Using the Fouodo (2021) URF based method two compute dissimilarities. Please use the function predicted_tree_distance
for parallel computing for each tree.
## URF dissimilarities with the deep distance
iris_diss_deep <- pranger(data = iris[ , -5],
strategy = "boostaggr",
num.trees = 100,
min.node.size = 15, approach = "deep", seed = 123)
## MDS on the deep dissimilarities
mds_iris_deep <- data.frame(cmdscale(iris_diss_deep, k = 2))
mds_iris_deep$class <- iris[ , 5]
names(mds_iris_deep) <- c("PC1", "PC2", "Species")
mds_iris_deep$Method <- "URF Deep"
Using PCA to capture latent effect.
## PCA
pca_iris <- princomp(iris[ , -5])$scores[ , 1:2]

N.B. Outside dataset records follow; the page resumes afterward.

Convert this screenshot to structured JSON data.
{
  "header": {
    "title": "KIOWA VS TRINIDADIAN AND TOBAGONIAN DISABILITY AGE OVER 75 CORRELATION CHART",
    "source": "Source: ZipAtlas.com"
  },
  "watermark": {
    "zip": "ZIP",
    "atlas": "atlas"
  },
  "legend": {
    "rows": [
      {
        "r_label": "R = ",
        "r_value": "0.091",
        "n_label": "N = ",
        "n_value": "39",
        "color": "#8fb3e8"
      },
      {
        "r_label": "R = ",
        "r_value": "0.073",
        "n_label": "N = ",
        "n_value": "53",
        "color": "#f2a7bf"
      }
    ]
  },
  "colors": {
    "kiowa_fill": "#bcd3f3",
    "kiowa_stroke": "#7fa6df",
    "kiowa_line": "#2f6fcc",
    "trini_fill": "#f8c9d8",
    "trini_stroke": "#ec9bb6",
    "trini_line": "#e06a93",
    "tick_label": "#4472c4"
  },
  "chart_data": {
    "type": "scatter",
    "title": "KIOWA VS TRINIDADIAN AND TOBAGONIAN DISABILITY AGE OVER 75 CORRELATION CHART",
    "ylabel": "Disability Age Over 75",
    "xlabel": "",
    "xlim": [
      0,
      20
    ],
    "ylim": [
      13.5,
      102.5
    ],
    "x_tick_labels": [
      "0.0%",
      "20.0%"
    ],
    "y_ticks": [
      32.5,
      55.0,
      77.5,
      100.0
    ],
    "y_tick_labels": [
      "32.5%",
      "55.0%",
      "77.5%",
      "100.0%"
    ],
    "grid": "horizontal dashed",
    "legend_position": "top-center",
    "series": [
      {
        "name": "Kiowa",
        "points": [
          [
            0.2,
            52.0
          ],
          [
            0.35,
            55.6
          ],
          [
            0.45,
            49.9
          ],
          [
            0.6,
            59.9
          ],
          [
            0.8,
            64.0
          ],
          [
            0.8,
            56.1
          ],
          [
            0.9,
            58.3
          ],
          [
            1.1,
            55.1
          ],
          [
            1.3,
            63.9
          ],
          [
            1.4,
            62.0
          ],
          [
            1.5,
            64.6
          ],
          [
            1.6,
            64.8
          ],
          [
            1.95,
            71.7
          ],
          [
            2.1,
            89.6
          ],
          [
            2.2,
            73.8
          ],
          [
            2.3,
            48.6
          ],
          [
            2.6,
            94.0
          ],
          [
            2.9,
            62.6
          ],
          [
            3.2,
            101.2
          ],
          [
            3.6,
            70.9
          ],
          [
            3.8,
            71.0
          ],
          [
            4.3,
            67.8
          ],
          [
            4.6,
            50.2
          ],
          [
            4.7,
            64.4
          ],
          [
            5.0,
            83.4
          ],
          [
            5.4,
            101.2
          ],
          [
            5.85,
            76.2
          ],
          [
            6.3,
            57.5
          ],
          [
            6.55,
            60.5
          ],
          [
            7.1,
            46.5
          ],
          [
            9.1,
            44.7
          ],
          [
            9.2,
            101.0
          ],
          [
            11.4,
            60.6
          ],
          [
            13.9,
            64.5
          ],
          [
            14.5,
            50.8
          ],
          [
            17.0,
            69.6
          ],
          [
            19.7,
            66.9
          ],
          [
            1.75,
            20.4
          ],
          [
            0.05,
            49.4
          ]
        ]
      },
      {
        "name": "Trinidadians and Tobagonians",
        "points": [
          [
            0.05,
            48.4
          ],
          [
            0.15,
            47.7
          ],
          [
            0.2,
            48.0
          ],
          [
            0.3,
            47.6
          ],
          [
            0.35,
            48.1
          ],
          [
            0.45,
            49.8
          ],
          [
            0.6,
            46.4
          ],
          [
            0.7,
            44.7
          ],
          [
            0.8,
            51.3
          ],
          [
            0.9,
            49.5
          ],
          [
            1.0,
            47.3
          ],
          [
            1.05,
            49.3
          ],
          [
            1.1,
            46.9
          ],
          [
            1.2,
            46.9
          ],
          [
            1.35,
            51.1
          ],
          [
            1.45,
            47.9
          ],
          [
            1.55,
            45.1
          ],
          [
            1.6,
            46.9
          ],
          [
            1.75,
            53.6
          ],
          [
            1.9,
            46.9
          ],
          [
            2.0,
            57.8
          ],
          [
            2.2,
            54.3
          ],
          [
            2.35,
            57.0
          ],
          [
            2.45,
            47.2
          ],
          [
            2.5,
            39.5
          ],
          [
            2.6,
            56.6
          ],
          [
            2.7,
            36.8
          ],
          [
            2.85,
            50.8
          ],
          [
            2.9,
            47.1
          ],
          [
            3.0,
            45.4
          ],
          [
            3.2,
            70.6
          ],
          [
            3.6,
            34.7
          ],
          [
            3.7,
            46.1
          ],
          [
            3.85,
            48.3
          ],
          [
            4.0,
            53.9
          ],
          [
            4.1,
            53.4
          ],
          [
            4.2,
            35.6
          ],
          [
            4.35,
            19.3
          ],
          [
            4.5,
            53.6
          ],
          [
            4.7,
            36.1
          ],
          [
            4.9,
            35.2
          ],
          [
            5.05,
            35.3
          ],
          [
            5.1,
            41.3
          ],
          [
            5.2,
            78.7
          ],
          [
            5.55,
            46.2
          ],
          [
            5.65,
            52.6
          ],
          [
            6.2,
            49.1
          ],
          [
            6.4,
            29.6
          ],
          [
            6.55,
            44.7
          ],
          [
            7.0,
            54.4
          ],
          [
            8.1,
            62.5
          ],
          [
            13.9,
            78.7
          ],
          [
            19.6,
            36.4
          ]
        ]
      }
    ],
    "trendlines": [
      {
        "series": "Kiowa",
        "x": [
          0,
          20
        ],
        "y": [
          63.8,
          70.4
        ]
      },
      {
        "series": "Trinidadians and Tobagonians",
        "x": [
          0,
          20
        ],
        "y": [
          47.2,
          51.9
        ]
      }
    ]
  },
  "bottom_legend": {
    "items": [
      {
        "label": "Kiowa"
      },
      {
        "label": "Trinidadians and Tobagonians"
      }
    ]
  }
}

pca_iris <- data.frame(pca_iris)
pca_iris$class <- iris[ , 5]
names(pca_iris) <- c("PC1", "PC2", "Species")
pca_iris$Method <- "PCA"
Visualization the results from the three methods.
## Plot
mds_iris_dist <- data.frame(rbind(pca_iris, mds_iris_shi, mds_iris_deep))
iris_plot <- ggplot(data = mds_iris_dist,
aes(x = PC1, y = PC2,
colour = Species)) +
geom_point() +
facet_wrap( ~ Method, scales = "free", nrow = 2)
print(iris_plot)
library(MASS)
set.seed(321)
## Simulate data with 3 clusters and 10 relevant variables
test_data <- mvrnorm(n = 300, mu = rep(0, 250), Sigma = diag(250))
test_data[1:100, 1:10] <- test_data[1:100, 1:10] - 5
test_data[201:300, 1:10] <- test_data[201:300, 1:10] + 5
## Variable importance and testing procedure
testing_res <- urf_test(data = data.frame(test_data),
target = "target",
resampling_seed = 123,
num.trees = 10e3)
print(testing_res)
- Shi, T., Hovarth and S. (2006). Unsupervised Learning with Random Forest Predictors. Journal of Computational and Graphical Statistics 15 (1): 118–38.
- Janitza, S, Celik, E, Boulesteix, AL. (2018). A computationally fast variable importance test for random forests for high-dimensional data. Adv Data Anal Classif.; doi.org: 10.1007/s11634-016-0276-4
- Cesaire J. K. Fouodo, Inke R. König Silke Szymczak (2022) Computing variable importance with unsupervised random forests. In review process.
- Fouodo, K.C.J, Szymczak, S., Wright, N.M. and König R.I. (2021). Improving unsupervised random forests with new proximity measure and a modified resampling strategy. xxxx xx(xx): xx-xx.